Même les dirigeants les plus arrogants peuvent tomber

Ce rapport ne doit pas rester lettre morte, exige Politiken :

«Nous devons insister pour que l'ONU poursuive son travail en envoyant davantage de délégations, en organisant plus d'auditions et en rassemblant davantage de preuves de ce qui, selon le rapport, pourrait constituer des crimes contre l'humanité. Pour l'instant, rien ne permet d'envisager un procès pénal international contre le dirigeant chinois, mais personne ne peut prédire l'avenir. Les crimes contre l'humanité pourraient bien un jour rattraper même les plus arrogants et les plus puissants des dirigeants. ... En fin de compte, l'Occident doit tout faire pour aider les Ouïgours.
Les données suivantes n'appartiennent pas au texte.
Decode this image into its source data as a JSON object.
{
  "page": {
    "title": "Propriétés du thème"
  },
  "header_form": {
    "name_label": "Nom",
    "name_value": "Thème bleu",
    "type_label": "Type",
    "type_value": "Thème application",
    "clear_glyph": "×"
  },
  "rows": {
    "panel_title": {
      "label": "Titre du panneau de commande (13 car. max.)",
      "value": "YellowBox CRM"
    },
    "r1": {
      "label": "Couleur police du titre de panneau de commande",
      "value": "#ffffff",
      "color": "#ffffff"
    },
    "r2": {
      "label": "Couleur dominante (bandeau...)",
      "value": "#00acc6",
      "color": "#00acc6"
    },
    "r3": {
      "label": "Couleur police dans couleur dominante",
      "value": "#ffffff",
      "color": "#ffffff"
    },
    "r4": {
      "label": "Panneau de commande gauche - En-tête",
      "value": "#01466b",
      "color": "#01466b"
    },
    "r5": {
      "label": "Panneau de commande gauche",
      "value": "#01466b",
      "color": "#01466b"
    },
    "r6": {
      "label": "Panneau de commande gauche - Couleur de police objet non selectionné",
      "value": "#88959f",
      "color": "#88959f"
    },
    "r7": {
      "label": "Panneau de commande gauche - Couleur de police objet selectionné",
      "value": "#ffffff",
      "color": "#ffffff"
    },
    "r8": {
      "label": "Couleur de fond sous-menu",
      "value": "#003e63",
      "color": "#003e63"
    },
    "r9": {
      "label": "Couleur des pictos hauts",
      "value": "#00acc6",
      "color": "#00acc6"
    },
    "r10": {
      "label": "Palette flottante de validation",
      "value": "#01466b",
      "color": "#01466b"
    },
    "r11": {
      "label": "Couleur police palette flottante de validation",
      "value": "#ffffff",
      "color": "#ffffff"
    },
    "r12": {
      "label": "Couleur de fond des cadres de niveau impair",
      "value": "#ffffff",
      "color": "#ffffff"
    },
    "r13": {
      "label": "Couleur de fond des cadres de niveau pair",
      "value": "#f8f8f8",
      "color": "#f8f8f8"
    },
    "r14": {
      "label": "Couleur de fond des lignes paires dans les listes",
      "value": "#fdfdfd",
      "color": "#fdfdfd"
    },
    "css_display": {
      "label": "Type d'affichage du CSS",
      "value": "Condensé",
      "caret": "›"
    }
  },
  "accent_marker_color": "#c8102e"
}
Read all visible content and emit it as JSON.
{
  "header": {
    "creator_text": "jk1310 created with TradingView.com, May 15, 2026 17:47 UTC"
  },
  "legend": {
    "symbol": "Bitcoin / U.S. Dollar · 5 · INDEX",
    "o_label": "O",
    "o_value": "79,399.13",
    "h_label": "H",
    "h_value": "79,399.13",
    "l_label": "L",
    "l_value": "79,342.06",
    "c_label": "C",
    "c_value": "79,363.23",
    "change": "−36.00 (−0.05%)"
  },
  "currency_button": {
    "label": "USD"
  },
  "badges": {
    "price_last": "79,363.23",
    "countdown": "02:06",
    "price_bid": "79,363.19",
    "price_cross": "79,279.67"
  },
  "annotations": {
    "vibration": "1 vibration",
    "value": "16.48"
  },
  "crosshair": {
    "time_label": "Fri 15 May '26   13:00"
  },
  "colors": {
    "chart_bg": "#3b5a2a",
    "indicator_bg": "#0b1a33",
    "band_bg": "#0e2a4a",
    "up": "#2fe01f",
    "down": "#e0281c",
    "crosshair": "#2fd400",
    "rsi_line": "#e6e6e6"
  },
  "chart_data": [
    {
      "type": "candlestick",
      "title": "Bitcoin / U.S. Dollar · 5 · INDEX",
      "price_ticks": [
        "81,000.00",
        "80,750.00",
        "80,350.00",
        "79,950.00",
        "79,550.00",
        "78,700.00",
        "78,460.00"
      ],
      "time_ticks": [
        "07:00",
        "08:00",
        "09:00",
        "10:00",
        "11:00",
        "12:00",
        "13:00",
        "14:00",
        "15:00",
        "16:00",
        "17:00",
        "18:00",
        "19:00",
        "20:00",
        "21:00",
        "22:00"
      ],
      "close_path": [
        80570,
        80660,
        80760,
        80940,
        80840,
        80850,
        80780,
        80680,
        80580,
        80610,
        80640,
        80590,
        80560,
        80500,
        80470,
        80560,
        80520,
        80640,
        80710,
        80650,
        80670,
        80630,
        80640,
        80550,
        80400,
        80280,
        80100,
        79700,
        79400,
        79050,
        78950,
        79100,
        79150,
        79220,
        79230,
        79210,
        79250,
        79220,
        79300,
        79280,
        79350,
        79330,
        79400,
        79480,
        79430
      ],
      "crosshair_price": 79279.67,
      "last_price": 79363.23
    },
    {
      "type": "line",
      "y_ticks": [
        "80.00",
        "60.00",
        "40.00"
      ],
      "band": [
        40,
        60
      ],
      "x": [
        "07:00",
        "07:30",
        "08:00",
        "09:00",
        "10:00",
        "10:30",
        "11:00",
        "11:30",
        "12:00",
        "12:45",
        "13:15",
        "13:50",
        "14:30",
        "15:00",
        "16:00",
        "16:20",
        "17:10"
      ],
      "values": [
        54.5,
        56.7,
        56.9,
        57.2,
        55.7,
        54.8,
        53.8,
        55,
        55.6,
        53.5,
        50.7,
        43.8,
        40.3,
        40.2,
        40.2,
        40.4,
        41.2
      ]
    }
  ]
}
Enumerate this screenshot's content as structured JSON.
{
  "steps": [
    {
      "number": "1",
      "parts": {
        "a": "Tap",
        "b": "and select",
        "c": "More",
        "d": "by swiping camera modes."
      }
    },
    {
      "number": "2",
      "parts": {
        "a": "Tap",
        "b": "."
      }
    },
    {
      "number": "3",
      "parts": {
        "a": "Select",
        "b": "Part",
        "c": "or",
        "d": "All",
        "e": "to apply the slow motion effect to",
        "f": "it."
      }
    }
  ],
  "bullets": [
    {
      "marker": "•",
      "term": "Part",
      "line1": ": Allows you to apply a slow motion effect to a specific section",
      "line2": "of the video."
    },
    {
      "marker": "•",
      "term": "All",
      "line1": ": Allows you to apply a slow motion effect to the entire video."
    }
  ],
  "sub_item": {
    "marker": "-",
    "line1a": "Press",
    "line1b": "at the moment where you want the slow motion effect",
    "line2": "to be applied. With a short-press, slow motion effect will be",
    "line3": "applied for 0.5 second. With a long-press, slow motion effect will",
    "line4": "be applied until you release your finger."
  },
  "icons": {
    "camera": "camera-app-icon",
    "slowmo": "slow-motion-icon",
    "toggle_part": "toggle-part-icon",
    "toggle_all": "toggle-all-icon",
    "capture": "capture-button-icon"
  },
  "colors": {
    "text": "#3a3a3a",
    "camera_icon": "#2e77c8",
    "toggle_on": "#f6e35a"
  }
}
Accordons-leur le droit d'asile et soutenons leurs organisations.»

The Times (GB) /

Des enquêtes juridiques et des sanctions économiques

La répression de la minorité musulmane devrait enfin avoir des conséquences concrètes pour la Chine, demande The Times :

«L'Occident doit aller au-delà d'une simple condamnation verbale, comme l'ont fait certains, dont la ministre des Affaires étrangères britannique Liz Truss. La Chine doit être traduite en justice à la Haye. Même si la Cour pénale internationale n'est pas en mesure de faire respecter son autorité ou de demander des comptes aux tortionnaires, elle peut au moins documenter l'ampleur de la répression. ... Des efforts ont déjà été entrepris en vue de sanctionner les produits en coton fabriqués au Xinjiang par des travailleurs forcés ouïgours. Il existe d'autres mesures plus sévères permettant de nuire aux exportations chinoises. Il s'agit de les mettre en œuvre.»